Companies are sneaky. That’s what my ethics class has concluded. I am afraid that I have created a bunch of young cynics! I only meant to expose the obvious and to create a platform for discussion as a useful exercise. However, many of my students have developed a predisposition not to trust corporate America…or corporate anything. Perhaps I will spawn the watchdogs of tomorrow. Someone has to do it. Hence, an ethics class. It is meant to be more than just another subject in school.
This semester we talked about an assortment of topics including fair hiring practices, dumping and waste, false labeling, and price gouging. We ended with a lively debate about how many companies hide information from the law and consumers, manifesting itself in anything from misleading ads to having an entire Shredder Lab dedicated to shredding of vital audit documents. If only the shareholders knew the entire story! But we are no longer as shocked as we used to be at corporate wrongdoing. Greed drives business. But that is a poor role model and motto for today’s youth.
My kids want full expose. They are particularly outraged about the shredding because it is insidious and illegal. The real truth gets destroyed in a quagmire of unethical practices. Just the act of shredding alone implies guilt. It is no longer just a practical way to dispose of old documents and an easy method to carry old paper to the trash. There is a good reason for it in some circles.
What are they hiding? If it involves a product, it could be the formula for manufacturing. As a corporate secret, this would be fine to shred. We get it. If it involves breaking child labor laws, the illegal use of outlawed ingredients, or evidence of false advertising, it is clearly subterfuge. Of course, the powers that be hope no one finds out.
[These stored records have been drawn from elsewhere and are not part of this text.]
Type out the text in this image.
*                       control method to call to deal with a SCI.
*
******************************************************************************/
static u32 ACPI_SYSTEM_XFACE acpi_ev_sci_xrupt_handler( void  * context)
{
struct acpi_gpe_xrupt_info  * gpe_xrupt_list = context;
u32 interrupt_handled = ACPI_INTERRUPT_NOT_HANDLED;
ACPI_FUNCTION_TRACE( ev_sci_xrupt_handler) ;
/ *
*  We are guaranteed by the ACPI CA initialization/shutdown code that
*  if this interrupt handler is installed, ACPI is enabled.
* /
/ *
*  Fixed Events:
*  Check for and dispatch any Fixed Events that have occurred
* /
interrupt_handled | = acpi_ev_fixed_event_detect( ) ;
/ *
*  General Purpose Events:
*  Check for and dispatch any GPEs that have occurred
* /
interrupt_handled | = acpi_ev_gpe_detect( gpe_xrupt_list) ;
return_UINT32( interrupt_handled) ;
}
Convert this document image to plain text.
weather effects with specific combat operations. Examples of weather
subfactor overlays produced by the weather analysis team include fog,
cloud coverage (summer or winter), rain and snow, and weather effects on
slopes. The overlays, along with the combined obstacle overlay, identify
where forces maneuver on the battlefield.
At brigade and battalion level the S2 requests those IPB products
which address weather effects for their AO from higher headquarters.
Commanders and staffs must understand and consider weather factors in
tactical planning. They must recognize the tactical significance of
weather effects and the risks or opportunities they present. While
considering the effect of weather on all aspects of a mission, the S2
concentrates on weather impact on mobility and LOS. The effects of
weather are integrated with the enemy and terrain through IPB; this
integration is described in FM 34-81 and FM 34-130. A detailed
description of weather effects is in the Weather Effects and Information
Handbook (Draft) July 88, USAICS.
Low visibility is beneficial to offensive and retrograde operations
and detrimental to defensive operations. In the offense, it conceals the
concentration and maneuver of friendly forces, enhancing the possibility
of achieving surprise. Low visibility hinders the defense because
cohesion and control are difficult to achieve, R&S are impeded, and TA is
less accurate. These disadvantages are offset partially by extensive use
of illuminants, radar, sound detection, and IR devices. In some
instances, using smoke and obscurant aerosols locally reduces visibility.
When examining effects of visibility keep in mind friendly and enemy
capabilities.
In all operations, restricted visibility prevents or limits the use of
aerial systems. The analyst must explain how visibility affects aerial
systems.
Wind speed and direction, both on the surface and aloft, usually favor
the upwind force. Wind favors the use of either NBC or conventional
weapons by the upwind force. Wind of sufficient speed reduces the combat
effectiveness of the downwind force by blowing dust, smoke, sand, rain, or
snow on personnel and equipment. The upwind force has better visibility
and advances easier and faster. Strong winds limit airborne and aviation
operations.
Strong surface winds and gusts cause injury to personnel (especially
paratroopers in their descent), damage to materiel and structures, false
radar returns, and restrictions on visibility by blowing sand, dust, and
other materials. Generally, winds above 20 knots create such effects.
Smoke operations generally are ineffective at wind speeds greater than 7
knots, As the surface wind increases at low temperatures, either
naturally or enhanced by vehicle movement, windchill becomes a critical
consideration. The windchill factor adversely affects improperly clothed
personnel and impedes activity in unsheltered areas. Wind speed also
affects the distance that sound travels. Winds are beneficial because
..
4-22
The kids find false advertising to be a particular bugaboo these days as it is rampant on the Internet. You get phony reviews and testimonials and faked scientific studies. All kinds of promises abound, and most won’t be fulfilled. How do you know what product to buy these days if it is all bogus? Well, as a teacher, I have to be careful here. Not everything is to be avoided or shunned. Most businesses, in fact, operate on moral principles. That is the good news. You just have to learn to read between the lines. Once your eyes have been opened, you start to realize what is true and pare away the false.
My kids feel that with their newfound education in ethics class, they are in the know and less likely to be duped. They can also be appropriately outraged in public. I want to teach them how to make their voices heard. Be leery and be wise. That is my message. And always apply ethical principles to your life.